Quand un oubli de la justice… conduit à la remise en liberté d’un multirécidiviste pédocriminel. Samedi 27 décembre, un prisonnier incarcéré à la maison d’arrêt de Nantes a été libéré, trois semaines avant son procès en appel. Comme révélé par Mediapart, le père de famille a été condamné fin 2024 par la cour criminelle de Loire-Atlantique à 18 ans de réclusion pour des viols et atteintes sexuelles sur son bébé de neuf mois. Il a fait appel de sa condamnation. Des infractions liées à la détention, consultation et diffusion d’image pédopornographiques lui sont aussi reprochées.
En détention provisoire depuis son interpellation en 2022, l’intéressé aurait logiquement dû y rester jusqu’à son nouveau jugement devant la cour d’assises d’appel de Rennes le 21 janvier prochain. Sauf qu’au vu du délai, une demande aurait dû être formulée en ce sens. «Le parquet général a effectivement omis de saisir la chambre de l’instruction d’une requête en prolongation exceptionnelle de détention provisoire de l’intéressé», confirme au Figaro Ronan Le Clerc, secrétaire général du parquet général de Rennes. Deux jours après être sorti de prison, le trentenaire a finalement été placé sous contrôle judiciaire, sur décision du juge des libertés et de la détention de Nantes alors saisi dans la foulée.
Des précédents
Interdit de quitter le territoire national, de se rendre au domicile des victimes et d’entrer en contact avec eux, l’accusé doit se rendre une fois par semaine à la gendarmerie. S’il venait à enfreindre ces règles, cet habitant de Loire-Atlantique pourrait retourner derrière les barreaux. «C’est incompréhensible et irresponsable de laisser un pédocriminel multirécidiviste dans la nature trois semaines avant son audience», s’indigne Me Mathias Darmon, qui représente la partie civile à travers Enfance en Danger, une association prêtant assistance aux enfants victimes de violences sexuelles. Lorsqu’il a été averti fin décembre de la remise en liberté du coupable présumé, il a d’abord cru à une erreur au vu des «faits extrêmement graves» de l’accusé et d’un risque de réitération.

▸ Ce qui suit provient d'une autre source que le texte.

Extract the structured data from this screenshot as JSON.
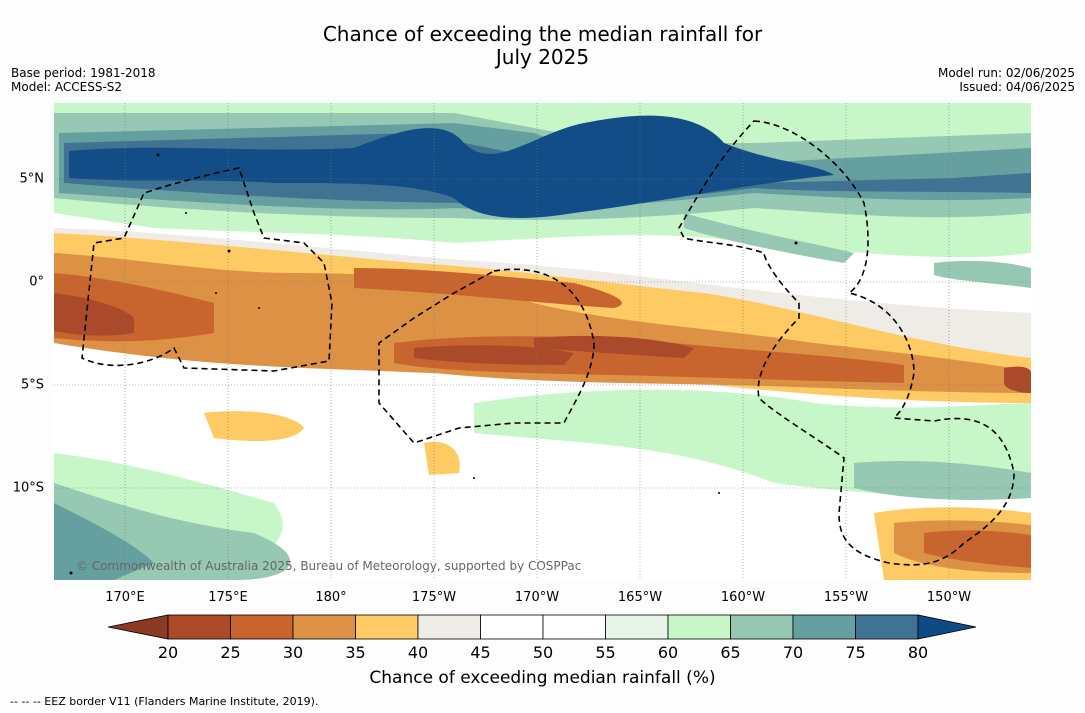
{
  "title_line1": "Chance of exceeding the median rainfall for",
  "title_line2": "July 2025",
  "left_meta": {
    "base_period": "Base period: 1981-2018",
    "model": "Model: ACCESS-S2"
  },
  "right_meta": {
    "model_run": "Model run: 02/06/2025",
    "issued": "Issued: 04/06/2025"
  },
  "map": {
    "lon_labels": [
      "170°E",
      "175°E",
      "180°",
      "175°W",
      "170°W",
      "165°W",
      "160°W",
      "155°W",
      "150°W"
    ],
    "lat_labels": [
      "5°N",
      "0°",
      "5°S",
      "10°S"
    ],
    "credit": "© Commonwealth of Australia 2025, Bureau of Meteorology, supported by COSPPac",
    "ocean_color": "#ffffff"
  },
  "colorbar": {
    "ticks": [
      "20",
      "25",
      "30",
      "35",
      "40",
      "45",
      "50",
      "55",
      "60",
      "65",
      "70",
      "75",
      "80"
    ],
    "colors": [
      "#ab4a2a",
      "#c8652f",
      "#dd9145",
      "#fdca63",
      "#efebe6",
      "#ffffff",
      "#ffffff",
      "#e7f4e8",
      "#c7f6c8",
      "#96c8b3",
      "#659f9f",
      "#3f7293",
      "#124d87"
    ],
    "under_color": "#8c3a22",
    "over_color": "#0f4a85",
    "label": "Chance of exceeding median rainfall (%)"
  },
  "footnote": "--  --  -- EEZ border V11 (Flanders Marine Institute, 2019)."
}
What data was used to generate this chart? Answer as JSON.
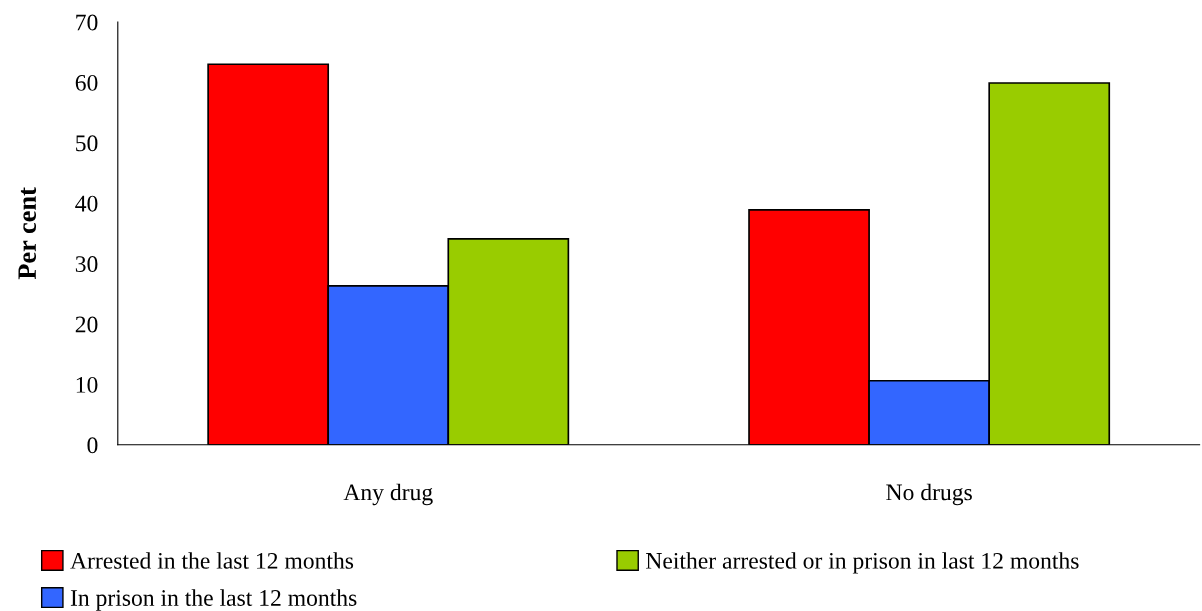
{
  "chart_data": {
    "type": "bar",
    "ylabel": "Per cent",
    "categories": [
      "Any drug",
      "No drugs"
    ],
    "series": [
      {
        "name": "Arrested in the last 12 months",
        "color": "#ff0000",
        "values": [
          63,
          38.9
        ]
      },
      {
        "name": "In prison in the last 12 months",
        "color": "#3366ff",
        "values": [
          26.3,
          10.6
        ]
      },
      {
        "name": "Neither arrested or in prison in last 12 months",
        "color": "#99cc00",
        "values": [
          34.1,
          59.9
        ]
      }
    ],
    "ylim": [
      0,
      70
    ],
    "yticks": [
      0,
      10,
      20,
      30,
      40,
      50,
      60,
      70
    ],
    "grid": false,
    "legend": "bottom"
  }
}
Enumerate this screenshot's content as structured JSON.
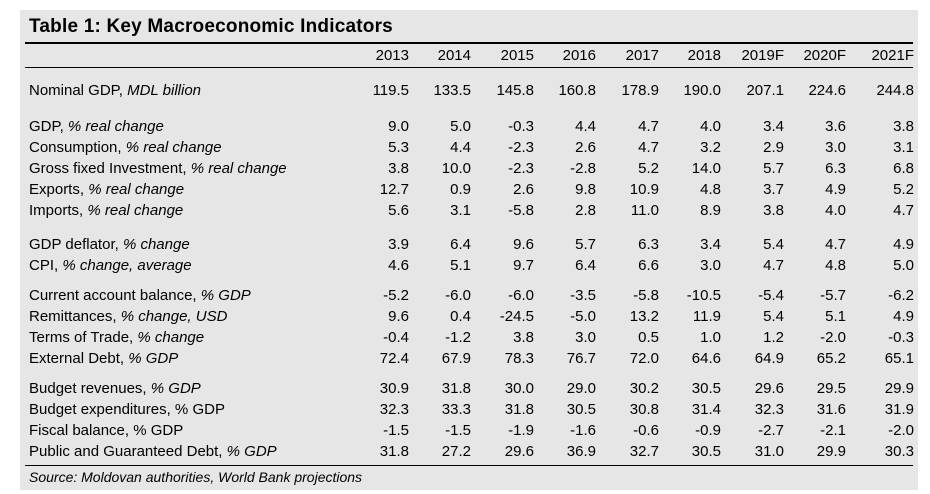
{
  "title": "Table 1: Key Macroeconomic Indicators",
  "years": [
    "2013",
    "2014",
    "2015",
    "2016",
    "2017",
    "2018",
    "2019F",
    "2020F",
    "2021F"
  ],
  "rows": [
    {
      "label": "Nominal GDP, ",
      "unit": "MDL billion",
      "values": [
        "119.5",
        "133.5",
        "145.8",
        "160.8",
        "178.9",
        "190.0",
        "207.1",
        "224.6",
        "244.8"
      ]
    },
    {
      "label": "GDP, ",
      "unit": "% real change",
      "values": [
        "9.0",
        "5.0",
        "-0.3",
        "4.4",
        "4.7",
        "4.0",
        "3.4",
        "3.6",
        "3.8"
      ]
    },
    {
      "label": "Consumption, ",
      "unit": "% real change",
      "values": [
        "5.3",
        "4.4",
        "-2.3",
        "2.6",
        "4.7",
        "3.2",
        "2.9",
        "3.0",
        "3.1"
      ]
    },
    {
      "label": "Gross fixed Investment, ",
      "unit": "% real change",
      "values": [
        "3.8",
        "10.0",
        "-2.3",
        "-2.8",
        "5.2",
        "14.0",
        "5.7",
        "6.3",
        "6.8"
      ]
    },
    {
      "label": "Exports, ",
      "unit": "% real change",
      "values": [
        "12.7",
        "0.9",
        "2.6",
        "9.8",
        "10.9",
        "4.8",
        "3.7",
        "4.9",
        "5.2"
      ]
    },
    {
      "label": "Imports, ",
      "unit": "% real change",
      "values": [
        "5.6",
        "3.1",
        "-5.8",
        "2.8",
        "11.0",
        "8.9",
        "3.8",
        "4.0",
        "4.7"
      ]
    },
    {
      "label": "GDP deflator, ",
      "unit": "% change",
      "values": [
        "3.9",
        "6.4",
        "9.6",
        "5.7",
        "6.3",
        "3.4",
        "5.4",
        "4.7",
        "4.9"
      ]
    },
    {
      "label": "CPI, ",
      "unit": "% change, average",
      "values": [
        "4.6",
        "5.1",
        "9.7",
        "6.4",
        "6.6",
        "3.0",
        "4.7",
        "4.8",
        "5.0"
      ]
    },
    {
      "label": "Current account balance, ",
      "unit": "% GDP",
      "values": [
        "-5.2",
        "-6.0",
        "-6.0",
        "-3.5",
        "-5.8",
        "-10.5",
        "-5.4",
        "-5.7",
        "-6.2"
      ]
    },
    {
      "label": "Remittances, ",
      "unit": "% change, USD",
      "values": [
        "9.6",
        "0.4",
        "-24.5",
        "-5.0",
        "13.2",
        "11.9",
        "5.4",
        "5.1",
        "4.9"
      ]
    },
    {
      "label": "Terms of Trade, ",
      "unit": "% change",
      "values": [
        "-0.4",
        "-1.2",
        "3.8",
        "3.0",
        "0.5",
        "1.0",
        "1.2",
        "-2.0",
        "-0.3"
      ]
    },
    {
      "label": "External Debt, ",
      "unit": "% GDP",
      "values": [
        "72.4",
        "67.9",
        "78.3",
        "76.7",
        "72.0",
        "64.6",
        "64.9",
        "65.2",
        "65.1"
      ]
    },
    {
      "label": "Budget revenues, ",
      "unit": "% GDP",
      "values": [
        "30.9",
        "31.8",
        "30.0",
        "29.0",
        "30.2",
        "30.5",
        "29.6",
        "29.5",
        "29.9"
      ]
    },
    {
      "label": "Budget expenditures, % GDP",
      "unit": "",
      "values": [
        "32.3",
        "33.3",
        "31.8",
        "30.5",
        "30.8",
        "31.4",
        "32.3",
        "31.6",
        "31.9"
      ]
    },
    {
      "label": "Fiscal balance, % GDP",
      "unit": "",
      "values": [
        "-1.5",
        "-1.5",
        "-1.9",
        "-1.6",
        "-0.6",
        "-0.9",
        "-2.7",
        "-2.1",
        "-2.0"
      ]
    },
    {
      "label": "Public and Guaranteed Debt, ",
      "unit": "% GDP",
      "values": [
        "31.8",
        "27.2",
        "29.6",
        "36.9",
        "32.7",
        "30.5",
        "31.0",
        "29.9",
        "30.3"
      ]
    }
  ],
  "source": "Source: Moldovan authorities, World Bank projections"
}
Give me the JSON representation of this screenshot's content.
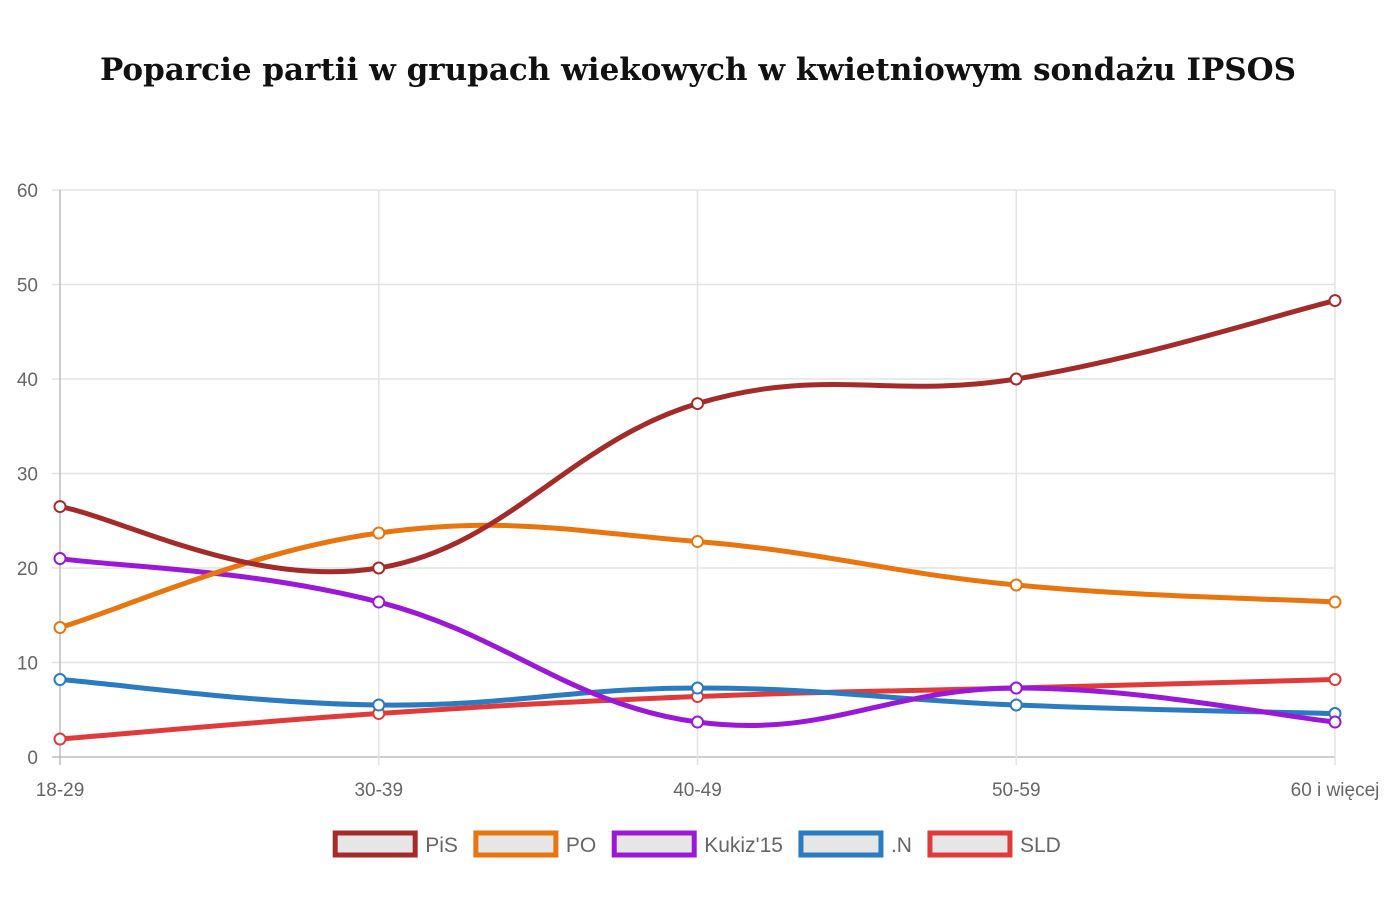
{
  "chart_data": {
    "type": "line",
    "title": "Poparcie partii w grupach wiekowych w kwietniowym sondażu IPSOS",
    "categories": [
      "18-29",
      "30-39",
      "40-49",
      "50-59",
      "60 i więcej"
    ],
    "ylim": [
      0,
      60
    ],
    "yticks": [
      0,
      10,
      20,
      30,
      40,
      50,
      60
    ],
    "grid": true,
    "legend": "bottom",
    "curve": "smooth",
    "series": [
      {
        "name": "PiS",
        "color": "#a52a2a",
        "values": [
          26.5,
          20,
          37.4,
          40,
          48.3
        ]
      },
      {
        "name": "PO",
        "color": "#e8750e",
        "values": [
          13.7,
          23.7,
          22.8,
          18.2,
          16.4
        ]
      },
      {
        "name": "Kukiz'15",
        "color": "#9b19d6",
        "values": [
          21,
          16.4,
          3.7,
          7.3,
          3.7
        ]
      },
      {
        "name": ".N",
        "color": "#2a7bc0",
        "values": [
          8.2,
          5.5,
          7.3,
          5.5,
          4.6
        ]
      },
      {
        "name": "SLD",
        "color": "#e03a3a",
        "values": [
          1.9,
          4.6,
          6.4,
          7.3,
          8.2
        ]
      }
    ]
  }
}
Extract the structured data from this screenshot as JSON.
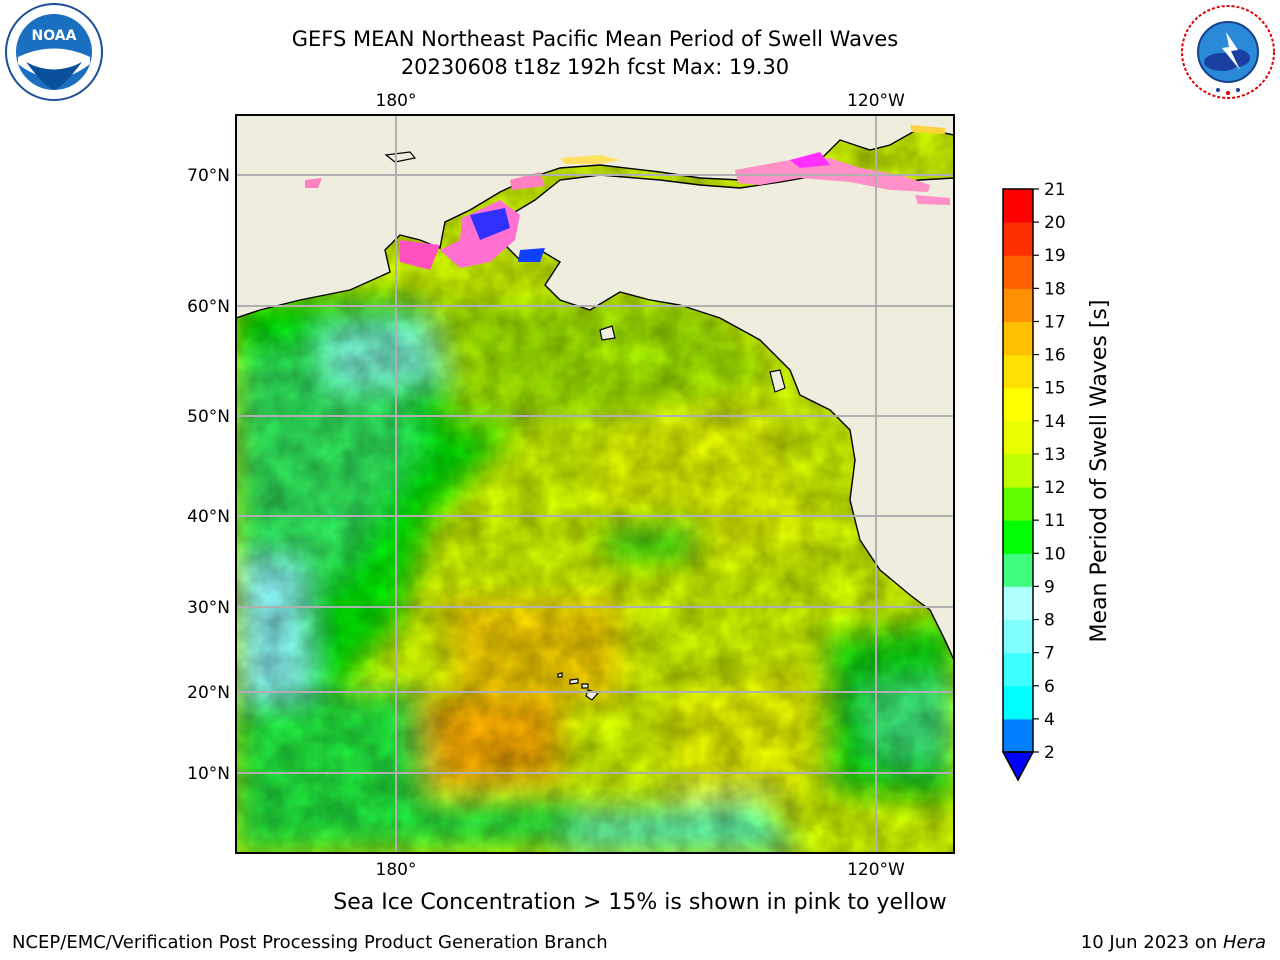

D’autant que l’accusé âgé de 36 ans se trouve en état de récidive, avec trois condamnations passées pour des consultations de sites à caractère pédopornographique. Cet informaticien, rattrapé par la police après avoir échangé du contenu pornographique sur le darknet et oublié d’effacer des métadonnées, comparaîtra donc libre. «Se présenter libre n’est pas vu de la même manière que dans un box», observe Me Darmon, redoutant l’image renvoyée aux jurés.
Après cette erreur, le procureur général près la cour d’appel de Rennes a «donné mission à un magistrat du parquet général afin d’analyser les causes de cette omission et de proposer rapidement toute mesure visant à en éviter le renouvellement», souligne Ronan Le Clerc. «Ce dysfonctionnement, pleinement pris en compte, doit être mis en perspective avec l’accroissement très important de la charge pesant sur les juridictions criminelles et leur ministère public, notamment à l’égard de ces prolongations de détention provisoire à titre exceptionnel qui, naguère très rares, ont augmenté de manière considérable avec l’allongement des délais d’audiencement», termine le substitut général. Cette situation s’était ainsi déjà produite en 2023, où un détenu condamné pour meurtre par la cour d’assises de Loire-Atlantique avait été remis en liberté pour les mêmes raisons. L’appel n’avait pas été examiné dans le délai imparti d’un an et la prolongation exceptionnelle de détention provisoire avait été oubliée.